In February of 2014, protests erupted on the streets of Venezuela, causing violent clashes between demonstrators and police. Why is this crisis occurring?
Venezuela, home to about 30 million, has been the center of increasingly violent protests as of February 2014.
The protests began in response to the attempted rape of a female student in early February, and snowballed after protesters demanding better security were detained and beaten. As part of “Youth Day,” more students across the country began to protest as well, Reuters reports.
Over 1,500 students participated in marches at Plaza Venezuela and other parts of the country, where they spoke out against rising inflation, scarcity of food and public services, and record-high crime rates. Protests turned violent on February 12 when at least two were killed during demonstrations.
Since then, there have been reports of at least 13 additional deaths, and over 100 injured, the NY Times says. Student protesters have been joined by opposition politicians, such as Leopoldo Lopez, now charged for the organization of earlier protests.
Protests organized by Lopez and other opposition figures are calling for President Nicolas Maduro’s “exit” under the hashtag #lasalida.
A history of unrest
Venezuela is no stranger to civil unrest. Two coups were attempted in 1992, one lead by future-president Hugo Chavez, during which over 120 were killed.
Chavez was elected President in 1998, two years after the former president was found guilty of corruption and embezzlement, according to the BBC. In 2002, protests erupted once more killing 10 and injuring over 100, leading to a coup and contercoup that stripped Chavez from power before restoring it.
Long time leader Chavez died only two years ago, with Maduro named as his successor, a result in itself which sparked opposition. Without Chavez’ charisma, the weaknesses of Maduro’s predecessor’s regime became as apparent as the suffering economy.
Following Chavez’ death, 2013 saw inflation rates soar to 42% along with the Venezuelan bolivar’s drop in value. The country began a serious recession that is estimated to continue into 2014 with an economy shrinkage of 2.5%, International Business Times reports.
What are the different claims?
Protesting students, members of the opposition, and even some of Maduro’s political allies are claiming that the military is displaying “excess” in response to the demonstrations.
The claims and demands of the opposition vary, with some calling for government investigation of those arrested and allegedly tortured, the BBC says. There are also claims of severe media blackout blocking the flow of information.
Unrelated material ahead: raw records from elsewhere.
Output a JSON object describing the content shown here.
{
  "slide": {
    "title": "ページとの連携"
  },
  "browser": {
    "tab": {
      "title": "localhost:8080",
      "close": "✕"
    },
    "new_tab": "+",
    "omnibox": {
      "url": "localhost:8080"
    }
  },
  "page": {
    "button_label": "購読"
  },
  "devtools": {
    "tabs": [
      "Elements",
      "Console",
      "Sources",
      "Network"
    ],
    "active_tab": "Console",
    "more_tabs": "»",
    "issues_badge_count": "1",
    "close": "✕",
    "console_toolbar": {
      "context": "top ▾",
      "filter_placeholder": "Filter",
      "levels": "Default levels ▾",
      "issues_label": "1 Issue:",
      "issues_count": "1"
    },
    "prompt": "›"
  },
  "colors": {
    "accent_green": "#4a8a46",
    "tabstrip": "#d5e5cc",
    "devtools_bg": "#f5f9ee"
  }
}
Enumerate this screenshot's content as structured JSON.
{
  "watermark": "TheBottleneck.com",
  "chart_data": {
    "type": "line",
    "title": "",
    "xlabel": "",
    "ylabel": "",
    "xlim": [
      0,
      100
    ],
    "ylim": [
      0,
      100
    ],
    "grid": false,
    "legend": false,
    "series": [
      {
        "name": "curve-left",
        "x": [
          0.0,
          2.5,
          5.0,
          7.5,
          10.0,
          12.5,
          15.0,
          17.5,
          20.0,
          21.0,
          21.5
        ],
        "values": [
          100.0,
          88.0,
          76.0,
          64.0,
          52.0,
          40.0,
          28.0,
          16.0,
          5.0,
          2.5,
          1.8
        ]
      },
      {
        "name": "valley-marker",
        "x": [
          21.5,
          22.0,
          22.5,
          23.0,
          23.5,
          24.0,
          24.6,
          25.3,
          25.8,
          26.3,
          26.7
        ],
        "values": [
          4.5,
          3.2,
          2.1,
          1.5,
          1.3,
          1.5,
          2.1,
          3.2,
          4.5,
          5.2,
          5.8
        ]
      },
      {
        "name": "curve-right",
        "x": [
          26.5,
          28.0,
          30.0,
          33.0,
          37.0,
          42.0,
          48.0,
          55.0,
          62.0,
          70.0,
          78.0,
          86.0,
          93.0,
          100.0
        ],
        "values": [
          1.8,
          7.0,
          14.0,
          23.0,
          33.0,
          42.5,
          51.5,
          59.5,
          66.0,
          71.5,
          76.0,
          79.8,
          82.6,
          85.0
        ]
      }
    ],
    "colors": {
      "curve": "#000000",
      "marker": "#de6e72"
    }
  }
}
The government, on the other hand, is accusing the protesters of staging a coup, even implicating U.S. involvement. Maduro, who has called the protestors “fascists,” is rallying government allies for marches of support. Maduro and his supporters believe that the far-right opposition is to blame for the violence thus far.
What could happen?
Because the protesters’ objectives are still vague, with many students and leaders alike imprisoned, it is unclear just where these protests will lead. Some believe that it could boil over and topple the government, drawing comparison with Chavez’ brief coup in 2002.
On February 24th, Maduro called for a “peace conference” to end the violence. Opposition, however, namely current leader Henrique Capriles, have declined such talks until their demands, including the release of Leonardo Lopez, are met.